Now we can start the actual proof of the inequality. We have to show that:
$$(a^2+b^2+c^2)^3 \geq \frac{(t_1^2+1)^3}{t_1(t_1-1)(t_1+1)^3}(a+b+c)^3(c-b)(c-a)(b-a)$$
Since $a^2 \geq 0$, it is enough to show that:
$$(b^2+c^2)^3 \geq \frac{(t_1^2+1)^3}{t_1(t_1-1)(t_1+1)^3}(a+b+c)^3(c-b)(c-a)(b-a)$$
Using AM-GM, we get:
$$\left(\frac{a+b+c}{t_1+1}\right)^3\cdot \frac{c-b}{t_1-1}\cdot \frac{c-a}{t_1}\cdot (b-a) \leq \frac{1}{6^6} \left(\frac{3(a+b+c)}{t_1+1}+\frac{c-b}{t_1-1}+\frac{c-a}{t_1}+b-a\right)^6$$
Thus, it's enough to show that:
$$b^2+c^2\geq \frac{t_1^2+1}{36}\left(\frac{3(a+b+c)}{t_1+1}+\frac{c-b}{t_1-1}+\frac{c-a}{t_1}+b-a\right)^2$$
Inside the parantheses, the coefficient of $a$ is
$$\frac{t_1-1-t_1^2}{t_1(t_1+1)} < 0$$
so we can ignore it altogether. Therefore, it remains to prove:
$$b^2+c^2\geq \frac{t_1^2+1}{36}\left(\frac{3(b+c)}{t_1+1}+\frac{c-b}{t_1-1}+\frac{c}{t_1}+b\right)^2$$
or
$$36(b^2+c^2)\geq \frac{t_1^2+1}{[t_1(t_1-1)(t_1+1)]^2}\left[(t_1^3+2t_1^2-5t_1)b+(5t_1^2-2t_1-1)c\right]^2$$
This follows from Cauchy-Schwarz:
$$\left[(t_1^3+2t_1^2-5t)b+(5t_1^2-2t_1-1)c\right]^2\leq \left[(t_1^3+2t_1^2-5t_1)^2+(5t_1^2-2t_1-1)^2\right](b^2+c^2)$$
and we can check that:
$$\frac{(t_1^2+1)\left[(t_1^3+2t_1^2-5t_1)^2+(5t_1^2-2t_1-1)^2\right]}{[t_1(t_1-1)(t_1+1)]^2}=36$$
completing the proof.
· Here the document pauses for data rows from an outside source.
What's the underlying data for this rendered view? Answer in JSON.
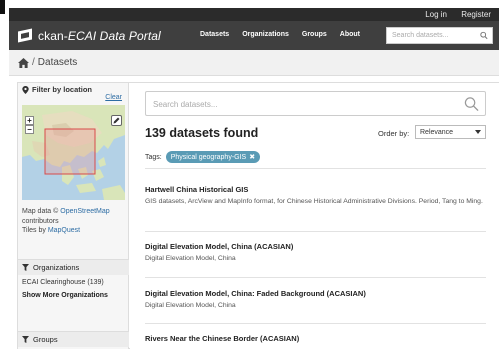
{
  "account": {
    "login": "Log in",
    "register": "Register"
  },
  "brand": {
    "prefix": "ckan-",
    "title": "ECAI Data Portal"
  },
  "nav": [
    "Datasets",
    "Organizations",
    "Groups",
    "About"
  ],
  "top_search": {
    "placeholder": "Search datasets..."
  },
  "breadcrumb": {
    "current": "Datasets"
  },
  "sidebar": {
    "filter_title": "Filter by location",
    "clear": "Clear",
    "attribution": {
      "map_data": "Map data ©",
      "osm": "OpenStreetMap",
      "contributors": "contributors",
      "tiles_by": "Tiles by",
      "mapquest": "MapQuest"
    },
    "organizations": {
      "title": "Organizations",
      "items": [
        "ECAI Clearinghouse (139)"
      ],
      "show_more": "Show More Organizations"
    },
    "groups": {
      "title": "Groups"
    }
  },
  "main": {
    "search_placeholder": "Search datasets...",
    "count_text": "139 datasets found",
    "order_by_label": "Order by:",
    "order_by_value": "Relevance",
    "tags_label": "Tags:",
    "active_tag": "Physical geography-GIS",
    "datasets": [
      {
        "title": "Hartwell China Historical GIS",
        "notes": "GIS datasets, ArcView and MapInfo format, for Chinese Historical Administrative Divisions. Period, Tang to Ming."
      },
      {
        "title": "Digital Elevation Model, China (ACASIAN)",
        "notes": "Digital Elevation Model, China"
      },
      {
        "title": "Digital Elevation Model, China: Faded Background (ACASIAN)",
        "notes": "Digital Elevation Model, China"
      },
      {
        "title": "Rivers Near the Chinese Border (ACASIAN)",
        "notes": ""
      }
    ]
  },
  "colors": {
    "masthead": "#3f3f3f",
    "account_bar": "#2b2b2b",
    "link": "#2e6da4",
    "tag": "#5a9bb5"
  }
}
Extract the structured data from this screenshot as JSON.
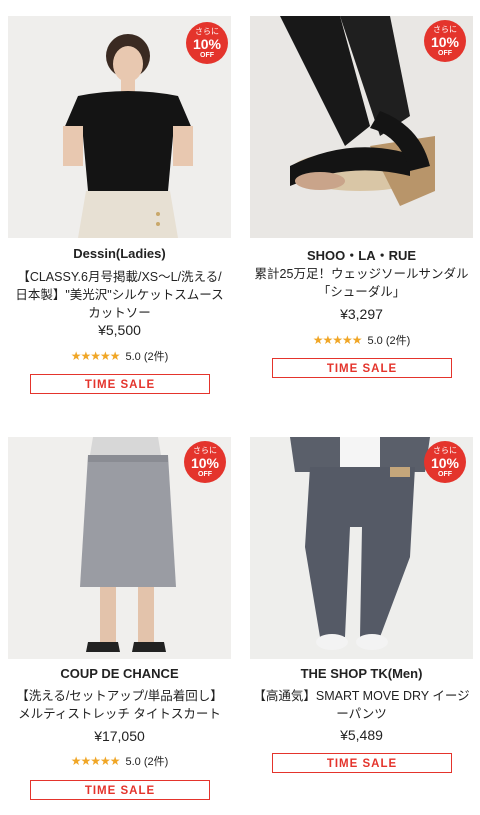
{
  "badge": {
    "line1": "さらに",
    "line2": "10%",
    "line3": "OFF"
  },
  "products": [
    {
      "brand": "Dessin(Ladies)",
      "title_lines": [
        "【CLASSY.6月号掲載/XS〜L/洗える/",
        "日本製】\"美光沢\"シルケットスムース",
        "カットソー"
      ],
      "price": "¥5,500",
      "rating": "5.0 (2件)",
      "sale": "TIME SALE"
    },
    {
      "brand": "SHOO・LA・RUE",
      "title_lines": [
        "累計25万足！ウェッジソールサンダル",
        "「シューダル」"
      ],
      "price": "¥3,297",
      "rating": "5.0 (2件)",
      "sale": "TIME SALE"
    },
    {
      "brand": "COUP DE CHANCE",
      "title_lines": [
        "【洗える/セットアップ/単品着回し】",
        "メルティストレッチ タイトスカート"
      ],
      "price": "¥17,050",
      "rating": "5.0 (2件)",
      "sale": "TIME SALE"
    },
    {
      "brand": "THE SHOP TK(Men)",
      "title_lines": [
        "【高通気】SMART MOVE DRY イージ",
        "ーパンツ"
      ],
      "price": "¥5,489",
      "rating": "",
      "sale": "TIME SALE"
    }
  ],
  "colors": {
    "accent": "#e4342c",
    "star": "#f0a626"
  },
  "icons": {
    "star": "star-icon"
  }
}
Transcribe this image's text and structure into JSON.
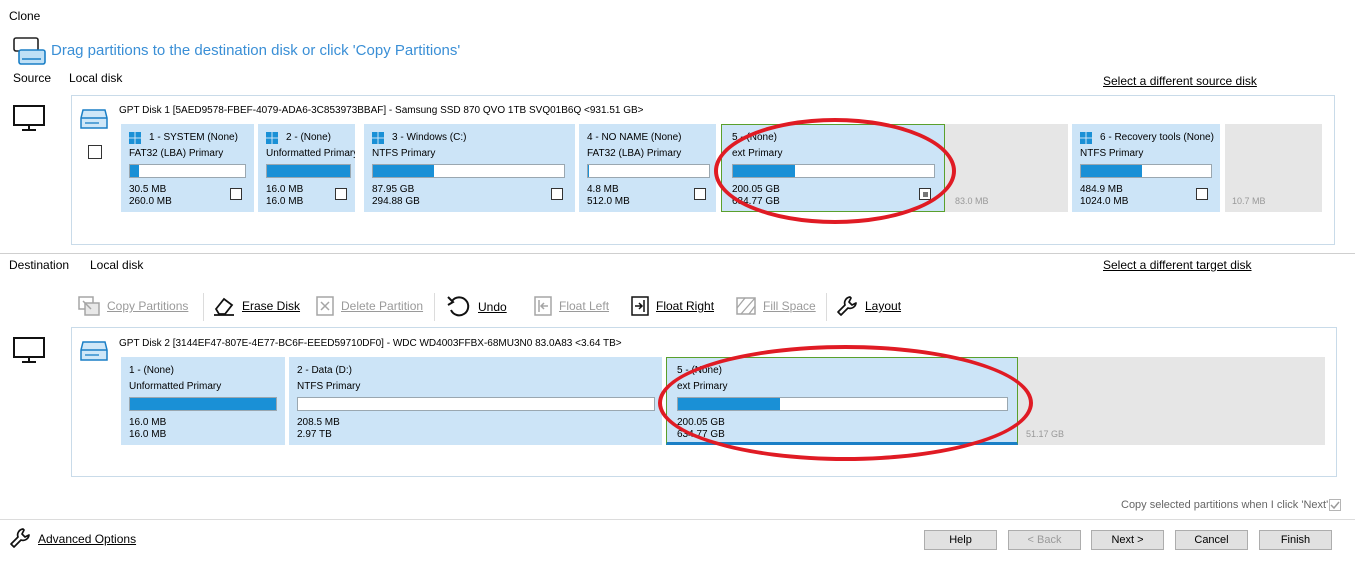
{
  "window": {
    "title": "Clone"
  },
  "header": {
    "instruction": "Drag partitions to the destination disk or click 'Copy Partitions'"
  },
  "source": {
    "label": "Source",
    "disk_type": "Local disk",
    "select_link": "Select a different source disk",
    "disk_title": "GPT Disk 1 [5AED9578-FBEF-4079-ADA6-3C853973BBAF] - Samsung SSD 870 QVO 1TB SVQ01B6Q  <931.51 GB>",
    "partitions": [
      {
        "name": "1 - SYSTEM (None)",
        "type": "FAT32 (LBA) Primary",
        "used": "30.5 MB",
        "total": "260.0 MB",
        "fill": 0.08
      },
      {
        "name": "2 -  (None)",
        "type": "Unformatted Primary",
        "used": "16.0 MB",
        "total": "16.0 MB",
        "fill": 1.0
      },
      {
        "name": "3 - Windows (C:)",
        "type": "NTFS Primary",
        "used": "87.95 GB",
        "total": "294.88 GB",
        "fill": 0.32
      },
      {
        "name": "4 - NO NAME (None)",
        "type": "FAT32 (LBA) Primary",
        "used": "4.8 MB",
        "total": "512.0 MB",
        "fill": 0.01
      },
      {
        "name": "5 -  (None)",
        "type": "ext Primary",
        "used": "200.05 GB",
        "total": "634.77 GB",
        "fill": 0.31
      },
      {
        "name": "6 - Recovery tools (None)",
        "type": "NTFS Primary",
        "used": "484.9 MB",
        "total": "1024.0 MB",
        "fill": 0.47
      }
    ],
    "unallocated": [
      "83.0 MB",
      "10.7 MB"
    ]
  },
  "destination": {
    "label": "Destination",
    "disk_type": "Local disk",
    "select_link": "Select a different target disk",
    "disk_title": "GPT Disk 2 [3144EF47-807E-4E77-BC6F-EEED59710DF0] - WDC WD4003FFBX-68MU3N0 83.0A83  <3.64 TB>",
    "partitions": [
      {
        "name": "1 -  (None)",
        "type": "Unformatted Primary",
        "used": "16.0 MB",
        "total": "16.0 MB",
        "fill": 1.0
      },
      {
        "name": "2 - Data (D:)",
        "type": "NTFS Primary",
        "used": "208.5 MB",
        "total": "2.97 TB",
        "fill": 0.0
      },
      {
        "name": "5 -  (None)",
        "type": "ext Primary",
        "used": "200.05 GB",
        "total": "634.77 GB",
        "fill": 0.31
      }
    ],
    "unallocated": [
      "51.17 GB"
    ]
  },
  "toolbar": {
    "copy_partitions": "Copy Partitions",
    "erase_disk": "Erase Disk",
    "delete_partition": "Delete Partition",
    "undo": "Undo",
    "float_left": "Float Left",
    "float_right": "Float Right",
    "fill_space": "Fill Space",
    "layout": "Layout"
  },
  "footer": {
    "copy_selected": "Copy selected partitions when I click 'Next'",
    "advanced_options": "Advanced Options",
    "help": "Help",
    "back": "< Back",
    "next": "Next >",
    "cancel": "Cancel",
    "finish": "Finish"
  },
  "colors": {
    "accent": "#1a90d6",
    "partition_bg": "#cce4f7",
    "highlight": "#e01b24",
    "selected_border": "#5aa02c"
  }
}
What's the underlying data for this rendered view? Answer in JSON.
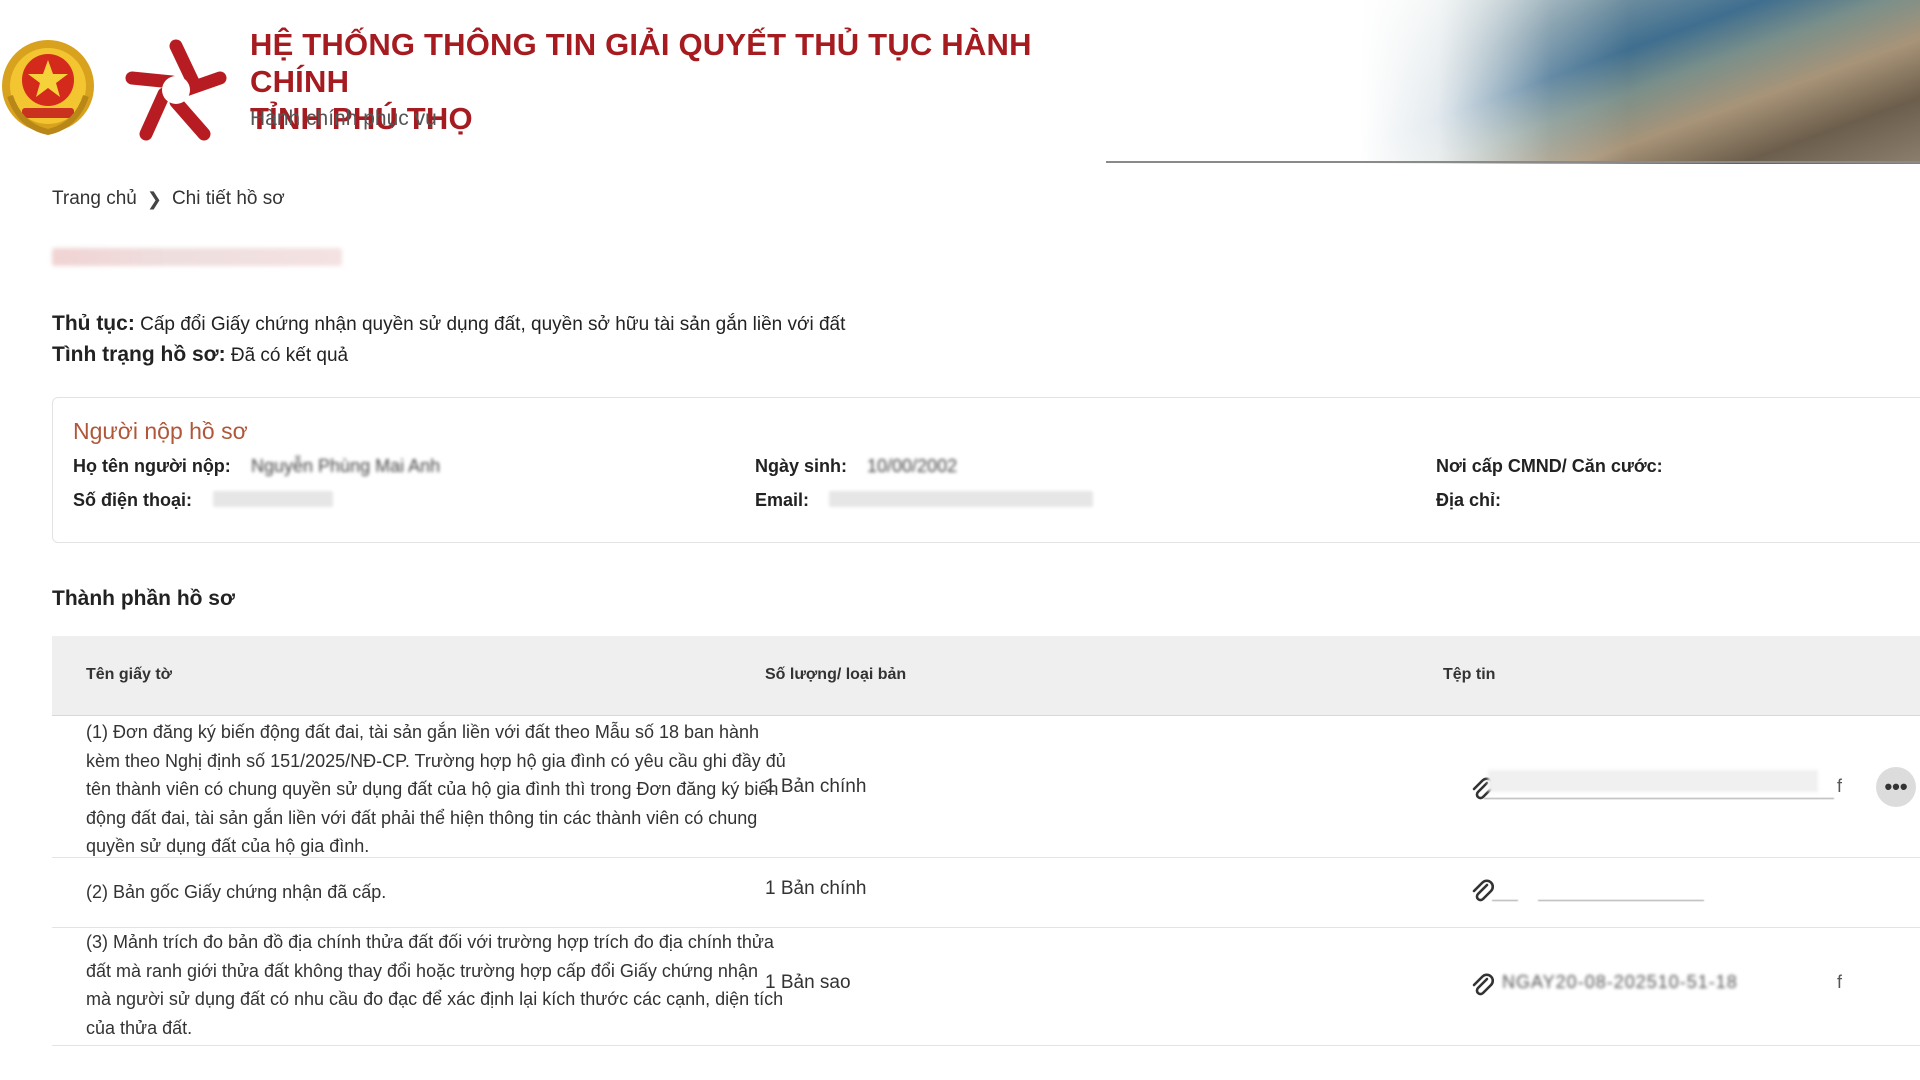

Equality occurs when $(a:b:c) = (0:1:t_1)$ up to any cyclic permutation.
Note: I chose to write $t_1$ instead of the actual value in the entire proof, because the numbers are ugly up until the last equality.